Many a times, you may want to transform a machine learning task to classification problem from a regression problem. For example, suppose you have continuous values as your expected target/ground truth and you want to convert it to a classification problem. How do you do it?
Look for a cut-off
First things, first: look into the literature to figure out if there is any cut-off at all. That’s the easiest thing to do. Suppose you are trying to predict someone’s IQ (just an example), if you look into the literature, on the basis of the test that was administered, it should be very easy to find a cut-off threshold. For example, literature related to the test could say above 100 as good, and below 100 as poor IQ. You could then use that information to give class 1 to above 100 target values and 0 for below 100. Try classifying after that.

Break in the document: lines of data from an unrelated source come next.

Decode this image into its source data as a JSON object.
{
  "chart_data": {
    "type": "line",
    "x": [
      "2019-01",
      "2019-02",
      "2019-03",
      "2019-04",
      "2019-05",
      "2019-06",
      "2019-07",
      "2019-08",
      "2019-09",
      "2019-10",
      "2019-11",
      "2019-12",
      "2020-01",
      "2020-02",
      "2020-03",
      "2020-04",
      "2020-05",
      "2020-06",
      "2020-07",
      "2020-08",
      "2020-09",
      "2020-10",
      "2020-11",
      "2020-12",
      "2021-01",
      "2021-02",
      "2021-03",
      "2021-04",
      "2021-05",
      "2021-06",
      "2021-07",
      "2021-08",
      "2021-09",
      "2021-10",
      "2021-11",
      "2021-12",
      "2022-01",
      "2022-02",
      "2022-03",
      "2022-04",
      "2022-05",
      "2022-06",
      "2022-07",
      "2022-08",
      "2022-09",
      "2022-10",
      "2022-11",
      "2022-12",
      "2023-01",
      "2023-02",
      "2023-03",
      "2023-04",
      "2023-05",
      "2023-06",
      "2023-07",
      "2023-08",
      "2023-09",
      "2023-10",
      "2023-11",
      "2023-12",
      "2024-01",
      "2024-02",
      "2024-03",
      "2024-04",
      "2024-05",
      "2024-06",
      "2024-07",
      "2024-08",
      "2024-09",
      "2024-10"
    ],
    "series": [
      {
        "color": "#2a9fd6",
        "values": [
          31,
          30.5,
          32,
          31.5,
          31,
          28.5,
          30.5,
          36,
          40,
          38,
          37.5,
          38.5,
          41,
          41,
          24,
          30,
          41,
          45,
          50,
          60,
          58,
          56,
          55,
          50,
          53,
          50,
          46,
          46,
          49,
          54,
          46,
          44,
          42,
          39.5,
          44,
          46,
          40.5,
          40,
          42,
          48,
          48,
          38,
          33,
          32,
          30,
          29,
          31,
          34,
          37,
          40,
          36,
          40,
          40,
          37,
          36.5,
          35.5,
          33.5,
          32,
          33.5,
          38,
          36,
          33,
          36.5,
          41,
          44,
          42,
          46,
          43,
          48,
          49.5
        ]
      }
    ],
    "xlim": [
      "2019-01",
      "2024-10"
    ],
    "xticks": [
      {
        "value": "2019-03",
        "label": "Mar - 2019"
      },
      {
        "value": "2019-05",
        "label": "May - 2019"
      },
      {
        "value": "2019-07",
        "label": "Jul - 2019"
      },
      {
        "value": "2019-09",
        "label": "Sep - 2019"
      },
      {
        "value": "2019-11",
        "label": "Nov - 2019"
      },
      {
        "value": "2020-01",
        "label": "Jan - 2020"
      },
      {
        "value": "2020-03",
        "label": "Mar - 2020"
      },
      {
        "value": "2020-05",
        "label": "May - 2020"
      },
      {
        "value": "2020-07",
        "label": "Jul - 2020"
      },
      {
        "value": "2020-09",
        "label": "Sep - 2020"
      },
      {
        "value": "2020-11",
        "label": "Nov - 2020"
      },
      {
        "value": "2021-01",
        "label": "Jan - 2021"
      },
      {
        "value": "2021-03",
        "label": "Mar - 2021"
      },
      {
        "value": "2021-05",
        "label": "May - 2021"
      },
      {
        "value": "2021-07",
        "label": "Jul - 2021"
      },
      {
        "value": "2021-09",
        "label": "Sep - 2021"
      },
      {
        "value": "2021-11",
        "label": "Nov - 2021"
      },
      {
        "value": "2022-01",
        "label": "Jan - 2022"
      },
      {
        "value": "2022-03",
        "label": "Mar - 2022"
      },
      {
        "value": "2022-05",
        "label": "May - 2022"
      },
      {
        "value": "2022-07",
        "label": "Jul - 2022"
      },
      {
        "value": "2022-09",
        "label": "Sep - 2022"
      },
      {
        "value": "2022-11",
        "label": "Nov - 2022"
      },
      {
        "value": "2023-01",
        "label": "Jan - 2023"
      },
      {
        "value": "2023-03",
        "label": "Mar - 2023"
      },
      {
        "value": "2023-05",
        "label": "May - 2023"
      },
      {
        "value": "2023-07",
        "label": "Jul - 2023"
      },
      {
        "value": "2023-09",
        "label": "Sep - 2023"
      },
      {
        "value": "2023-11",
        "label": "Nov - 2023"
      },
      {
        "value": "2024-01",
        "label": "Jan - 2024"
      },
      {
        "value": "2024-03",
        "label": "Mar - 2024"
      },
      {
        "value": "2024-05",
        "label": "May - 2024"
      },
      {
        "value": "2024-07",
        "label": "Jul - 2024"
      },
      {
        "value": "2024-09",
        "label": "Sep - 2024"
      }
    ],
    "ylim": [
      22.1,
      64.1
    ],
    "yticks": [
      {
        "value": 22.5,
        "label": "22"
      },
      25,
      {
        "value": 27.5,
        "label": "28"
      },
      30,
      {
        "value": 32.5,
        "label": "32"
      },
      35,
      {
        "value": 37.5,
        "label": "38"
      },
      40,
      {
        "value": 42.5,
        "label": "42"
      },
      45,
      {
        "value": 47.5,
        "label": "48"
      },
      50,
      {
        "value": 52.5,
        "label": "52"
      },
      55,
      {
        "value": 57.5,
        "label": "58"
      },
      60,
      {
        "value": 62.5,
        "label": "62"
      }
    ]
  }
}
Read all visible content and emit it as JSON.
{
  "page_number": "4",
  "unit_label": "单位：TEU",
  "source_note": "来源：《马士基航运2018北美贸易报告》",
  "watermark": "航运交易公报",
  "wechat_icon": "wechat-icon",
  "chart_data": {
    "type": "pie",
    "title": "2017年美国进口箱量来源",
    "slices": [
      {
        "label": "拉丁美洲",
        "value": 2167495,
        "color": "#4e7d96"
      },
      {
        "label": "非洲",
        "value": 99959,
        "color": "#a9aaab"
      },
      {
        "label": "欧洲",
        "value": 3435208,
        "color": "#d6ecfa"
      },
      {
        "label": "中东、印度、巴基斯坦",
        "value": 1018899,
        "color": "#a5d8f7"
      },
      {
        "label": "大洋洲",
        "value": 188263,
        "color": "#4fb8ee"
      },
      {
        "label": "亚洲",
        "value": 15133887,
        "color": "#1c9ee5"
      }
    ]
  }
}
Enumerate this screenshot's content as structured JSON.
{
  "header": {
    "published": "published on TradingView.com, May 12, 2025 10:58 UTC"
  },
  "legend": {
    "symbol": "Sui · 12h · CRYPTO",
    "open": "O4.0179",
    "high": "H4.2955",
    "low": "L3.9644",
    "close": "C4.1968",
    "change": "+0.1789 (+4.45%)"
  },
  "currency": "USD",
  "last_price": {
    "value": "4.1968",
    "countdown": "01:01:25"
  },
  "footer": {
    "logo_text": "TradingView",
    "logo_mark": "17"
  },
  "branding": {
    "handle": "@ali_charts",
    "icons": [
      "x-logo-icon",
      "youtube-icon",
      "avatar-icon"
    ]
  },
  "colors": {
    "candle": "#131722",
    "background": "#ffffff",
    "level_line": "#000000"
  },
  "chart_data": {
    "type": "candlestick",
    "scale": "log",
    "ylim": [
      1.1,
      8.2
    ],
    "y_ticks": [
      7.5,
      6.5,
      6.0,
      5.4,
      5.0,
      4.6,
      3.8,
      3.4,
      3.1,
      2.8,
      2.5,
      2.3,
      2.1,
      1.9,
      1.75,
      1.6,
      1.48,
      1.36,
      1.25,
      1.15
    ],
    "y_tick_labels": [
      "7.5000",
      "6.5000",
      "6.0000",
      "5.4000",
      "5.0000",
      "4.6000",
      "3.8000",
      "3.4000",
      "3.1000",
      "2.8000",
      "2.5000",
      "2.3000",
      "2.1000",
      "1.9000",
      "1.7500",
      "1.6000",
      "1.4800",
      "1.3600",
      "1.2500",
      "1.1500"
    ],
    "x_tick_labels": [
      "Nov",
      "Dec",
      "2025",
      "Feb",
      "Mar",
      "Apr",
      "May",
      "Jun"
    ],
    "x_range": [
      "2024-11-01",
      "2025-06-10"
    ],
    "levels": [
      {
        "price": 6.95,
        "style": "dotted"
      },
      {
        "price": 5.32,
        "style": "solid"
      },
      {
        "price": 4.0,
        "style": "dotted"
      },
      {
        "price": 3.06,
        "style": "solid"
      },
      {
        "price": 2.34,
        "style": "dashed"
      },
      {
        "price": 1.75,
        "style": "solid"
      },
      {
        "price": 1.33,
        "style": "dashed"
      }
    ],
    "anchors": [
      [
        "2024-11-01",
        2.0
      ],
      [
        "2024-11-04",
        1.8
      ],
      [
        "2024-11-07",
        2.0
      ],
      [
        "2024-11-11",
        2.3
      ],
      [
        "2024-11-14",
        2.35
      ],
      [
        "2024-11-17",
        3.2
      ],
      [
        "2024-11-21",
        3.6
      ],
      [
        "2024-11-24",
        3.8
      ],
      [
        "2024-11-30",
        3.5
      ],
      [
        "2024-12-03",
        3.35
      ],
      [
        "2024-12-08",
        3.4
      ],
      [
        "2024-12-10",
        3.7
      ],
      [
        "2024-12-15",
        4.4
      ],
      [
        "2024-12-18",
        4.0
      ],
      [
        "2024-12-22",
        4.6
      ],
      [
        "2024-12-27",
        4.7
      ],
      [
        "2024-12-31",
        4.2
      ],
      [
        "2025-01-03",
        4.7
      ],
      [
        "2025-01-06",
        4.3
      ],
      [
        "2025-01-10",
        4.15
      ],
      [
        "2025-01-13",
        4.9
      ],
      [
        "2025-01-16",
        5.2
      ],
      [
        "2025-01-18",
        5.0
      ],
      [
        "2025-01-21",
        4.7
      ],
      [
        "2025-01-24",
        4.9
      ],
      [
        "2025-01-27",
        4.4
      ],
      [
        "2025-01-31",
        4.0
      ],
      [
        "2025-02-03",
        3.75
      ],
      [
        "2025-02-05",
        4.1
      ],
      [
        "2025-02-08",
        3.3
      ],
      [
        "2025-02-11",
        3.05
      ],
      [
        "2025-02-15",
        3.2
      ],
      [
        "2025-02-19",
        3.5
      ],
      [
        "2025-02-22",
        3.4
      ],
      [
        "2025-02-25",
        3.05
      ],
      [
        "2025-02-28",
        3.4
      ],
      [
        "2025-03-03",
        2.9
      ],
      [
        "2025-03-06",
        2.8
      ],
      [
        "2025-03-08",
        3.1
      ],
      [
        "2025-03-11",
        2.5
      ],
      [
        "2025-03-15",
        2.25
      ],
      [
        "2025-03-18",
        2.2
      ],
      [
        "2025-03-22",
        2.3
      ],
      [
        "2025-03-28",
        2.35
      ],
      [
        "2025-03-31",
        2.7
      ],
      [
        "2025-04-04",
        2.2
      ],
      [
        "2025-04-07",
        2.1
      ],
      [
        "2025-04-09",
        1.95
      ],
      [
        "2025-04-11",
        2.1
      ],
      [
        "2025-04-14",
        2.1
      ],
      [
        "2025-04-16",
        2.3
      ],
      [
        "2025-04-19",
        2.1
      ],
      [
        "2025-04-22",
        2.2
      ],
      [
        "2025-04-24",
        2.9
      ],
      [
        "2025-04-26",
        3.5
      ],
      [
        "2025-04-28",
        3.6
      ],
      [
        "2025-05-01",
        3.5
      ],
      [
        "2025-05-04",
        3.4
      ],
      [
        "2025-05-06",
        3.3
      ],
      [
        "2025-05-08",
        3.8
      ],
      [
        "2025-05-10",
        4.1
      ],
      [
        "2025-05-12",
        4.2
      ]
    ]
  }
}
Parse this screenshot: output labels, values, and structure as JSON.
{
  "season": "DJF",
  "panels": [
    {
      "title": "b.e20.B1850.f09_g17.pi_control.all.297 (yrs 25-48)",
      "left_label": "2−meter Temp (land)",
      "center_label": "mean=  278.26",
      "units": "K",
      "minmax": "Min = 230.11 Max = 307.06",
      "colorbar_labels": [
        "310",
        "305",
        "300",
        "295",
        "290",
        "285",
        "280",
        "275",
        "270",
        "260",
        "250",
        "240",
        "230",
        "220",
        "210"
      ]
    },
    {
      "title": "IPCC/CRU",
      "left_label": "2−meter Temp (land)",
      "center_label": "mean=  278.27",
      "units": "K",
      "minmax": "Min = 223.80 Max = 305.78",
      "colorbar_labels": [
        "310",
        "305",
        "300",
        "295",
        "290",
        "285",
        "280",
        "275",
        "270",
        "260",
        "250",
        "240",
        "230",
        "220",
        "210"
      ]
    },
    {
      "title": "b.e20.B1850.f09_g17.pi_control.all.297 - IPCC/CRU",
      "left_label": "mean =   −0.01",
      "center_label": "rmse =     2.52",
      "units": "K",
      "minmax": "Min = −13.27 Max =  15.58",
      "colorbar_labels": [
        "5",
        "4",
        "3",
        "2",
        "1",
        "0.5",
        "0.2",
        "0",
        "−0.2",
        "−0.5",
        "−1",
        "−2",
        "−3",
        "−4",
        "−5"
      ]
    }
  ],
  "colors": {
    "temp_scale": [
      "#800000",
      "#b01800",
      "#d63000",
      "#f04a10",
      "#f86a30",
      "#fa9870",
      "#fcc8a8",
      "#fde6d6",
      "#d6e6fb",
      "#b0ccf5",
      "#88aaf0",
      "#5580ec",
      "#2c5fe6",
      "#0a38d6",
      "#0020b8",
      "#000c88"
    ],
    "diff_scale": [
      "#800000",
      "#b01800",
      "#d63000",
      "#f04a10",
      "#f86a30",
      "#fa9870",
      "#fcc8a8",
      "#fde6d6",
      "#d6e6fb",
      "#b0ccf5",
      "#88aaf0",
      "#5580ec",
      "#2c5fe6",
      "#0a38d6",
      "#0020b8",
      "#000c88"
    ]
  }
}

But, say there’s no exact cut-off of these values such that you can say anything above X is of class 1 and anything below, 0. Then what? If there’s no inherent classes backed up by the literature, the next thing you could try is classifying based on the average/median/quantile of the sample you have. For example, take the average of the continuous ground truth available on the train dataset. Then using that as a cut-off, mark anything above that as a 1, and anything below 0. Use the same cut-off on the test set (remember, we have to have the same distribution on both the training and testing dataset, so we use the same threshold as a cut-off for test set as well). Try classifying based on it. It works but may not be the smartest way to go about converting the problem.
Also the choice of mean/median/quantile depends on the distribution of the ground truth or how much classes you need — for example, if its a normally distributed dataset which has been already outlier treated, you might want to go with mean. If it is skewed and/or you need more classes, quantile is a better option.
You can google “median split” to get some more ideas about the approach. Also make sure that you’re doing this for continuous values. Using such an approach with ordinal data (such as likert scale) doesn’t make sense – you cannot say that a median score of 3.4 in likert scale is a cut-off because it’s an ordinal scale.
In python, you could could convert to classes based on quantile and mean with something along the lines of:
if cur_ground_truth > final_df['ground_truth'].quantile(0.75):
quantile = 3
elif cur_ground_truth < final_df['ground_truth'].quantile(0.25):
quantile = 1
quantile = 2
mean = final_df['ground_truth'].mean().astype('int')
Another approach to try is to first cluster the dataset into maybe 2 clusters and then use that separation as a class. For all data points that fall into one cluster, assign them a class of 1, and 0 for all the others. Then try classifying them. You have to be careful to select a proper centroid for the start — for example, set it to the highest achievable value (for the ground truth) in one cluster whereas the lowest achievable value (for the ground truth) in the another cluster.
Capture the dynamics instead
You could try to change the problem you’re investigating so that you look into predicting the dynamics instead. Say for example, you are trying to classify whether someone has high IQ or low IQ. Instead of taking average over the whole sample and using that as a cut-off, you could maybe try classifying whether the given person’s IQ goes down (class 0) or goes up (class 1). Think of it this way: You use say a year of time series data of 100 people and have up or down as your class. Every week, you ask them to take a IQ test, if it goes down, you give it a class of 1, if it goes up, you give it a class of 0 (your training set would be some features you collected, and your ground truth will be up/down). Then your model will be able to say whether that person’s IQ will go down or up based on that week’s data.